After the initial tests, there’s market value to consider- you see the recent selling history of items on the app to see how yours will fare. Right now, there’s logo mania. “People want the Fendi Zucca print, which is their F’s all over,” Liz explains. “They want Louis Vuitton.” Meanwhile, streetwear and sneakers are such a growing market that The RealReal has hired a specialist to keep up.

Off-White gear released before Virgil Abloh’s ascension to Louis Vuitton is superhot, and right after an Adidas Yeezy launch the value of the shoes will skyrocket above the original retail price before dying down a week later, when all the sneakerheads have already nabbed their pairs. 

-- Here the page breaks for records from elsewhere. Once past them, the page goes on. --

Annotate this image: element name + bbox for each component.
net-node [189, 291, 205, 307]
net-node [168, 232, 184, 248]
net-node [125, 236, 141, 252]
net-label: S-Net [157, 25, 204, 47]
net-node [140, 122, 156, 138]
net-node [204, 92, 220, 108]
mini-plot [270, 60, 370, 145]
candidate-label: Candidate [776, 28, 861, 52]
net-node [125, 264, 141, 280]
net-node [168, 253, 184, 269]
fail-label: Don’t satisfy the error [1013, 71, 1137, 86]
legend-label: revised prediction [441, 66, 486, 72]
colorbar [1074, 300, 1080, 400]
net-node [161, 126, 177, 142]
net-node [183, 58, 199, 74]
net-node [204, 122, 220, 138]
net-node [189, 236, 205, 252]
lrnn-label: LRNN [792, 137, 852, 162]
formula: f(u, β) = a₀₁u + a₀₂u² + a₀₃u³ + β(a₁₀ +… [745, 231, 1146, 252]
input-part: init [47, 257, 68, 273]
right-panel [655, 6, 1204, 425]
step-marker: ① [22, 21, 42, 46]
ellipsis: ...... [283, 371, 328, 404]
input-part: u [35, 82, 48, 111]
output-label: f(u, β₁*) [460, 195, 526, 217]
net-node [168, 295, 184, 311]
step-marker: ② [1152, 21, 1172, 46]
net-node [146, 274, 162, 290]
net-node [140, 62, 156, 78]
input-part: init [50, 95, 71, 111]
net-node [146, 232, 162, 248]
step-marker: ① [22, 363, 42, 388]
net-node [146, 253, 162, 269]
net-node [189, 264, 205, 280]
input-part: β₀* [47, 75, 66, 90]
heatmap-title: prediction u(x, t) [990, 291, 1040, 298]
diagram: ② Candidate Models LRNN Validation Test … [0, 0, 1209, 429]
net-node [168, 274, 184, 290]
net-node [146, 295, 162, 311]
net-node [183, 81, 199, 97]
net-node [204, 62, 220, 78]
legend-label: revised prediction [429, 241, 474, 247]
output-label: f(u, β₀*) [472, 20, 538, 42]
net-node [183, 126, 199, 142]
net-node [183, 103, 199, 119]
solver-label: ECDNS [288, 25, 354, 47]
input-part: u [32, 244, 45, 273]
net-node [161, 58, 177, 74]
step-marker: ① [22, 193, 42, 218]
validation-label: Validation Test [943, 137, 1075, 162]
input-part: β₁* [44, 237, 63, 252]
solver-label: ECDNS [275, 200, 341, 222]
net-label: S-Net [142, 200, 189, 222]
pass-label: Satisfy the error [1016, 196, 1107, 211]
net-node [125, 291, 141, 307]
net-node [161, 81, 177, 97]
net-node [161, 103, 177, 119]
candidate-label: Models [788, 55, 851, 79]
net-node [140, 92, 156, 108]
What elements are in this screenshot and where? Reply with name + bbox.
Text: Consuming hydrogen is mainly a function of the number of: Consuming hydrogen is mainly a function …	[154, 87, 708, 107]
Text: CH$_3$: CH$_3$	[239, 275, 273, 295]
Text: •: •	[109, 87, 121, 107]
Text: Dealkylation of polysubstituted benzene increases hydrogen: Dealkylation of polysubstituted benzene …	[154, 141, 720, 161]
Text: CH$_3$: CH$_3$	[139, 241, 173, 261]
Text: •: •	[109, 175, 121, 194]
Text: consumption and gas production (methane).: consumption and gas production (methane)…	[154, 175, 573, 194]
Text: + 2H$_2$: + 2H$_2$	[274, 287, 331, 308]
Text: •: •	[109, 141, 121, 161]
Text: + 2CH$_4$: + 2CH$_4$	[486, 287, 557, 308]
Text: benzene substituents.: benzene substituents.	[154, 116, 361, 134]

Accepted items are sent to a warehouse like the one in nearby Brisbane. Wainwright seems to know everyone she passes, greeting them by name and wrinkling her nose at outsiders- she describes her employee base as “a lot of female, a lot of trans, a lot of creative dressers.”

She heads into the cage- yes, a literal cage- where fine jewelry is kept and officially authenticated with an X-ray machine that breaks down everything from the makeup of the metals in rings to the type of fibers in a fabric, detecting knockoffs like faux-Chanel tweeted. A forthcoming device will be able to identify which part of the world materials come from.

A Liv Ballard necklace tilts the scale

That sourcing machine will allow customers to know more than whether items sold on The RealReal are more than just, well, real. Wainwright, who considers herself “almost vegan,” struggles with issues like whether to sell items like fur and diamonds that were’t mined ethically. “This is an ongoing debate”, she says. “And I would say I’m on the far end of ‘I don’t think we should take anything like that’. However, there’s a logical point of view which won out, that if you are selling previously owned, you might stop the “sell new’ a little bit.”

Wainwright eats her tuna sandwich- she’s decided to land on the “almost” side of veganism today- and happily scrolls through the app in search of a green dress. “Look at these editor’s  picks,” she says, pointing to items marked by the team as good finds. “I’m ‘obsessing’ it” she says of the process that stores favorites, like the chiffon number she’s looking at, to be purchased- or watched for discounts that kick in after a month without selling. “You tap the little heart, it’ll show up in your ‘obsessions’ section.”

A lime-green dress becomes Wainwright’s next obsession. “Ooh, isn’t that pretty? That’s very Romy and Michele’s High School Reunion. I love it.”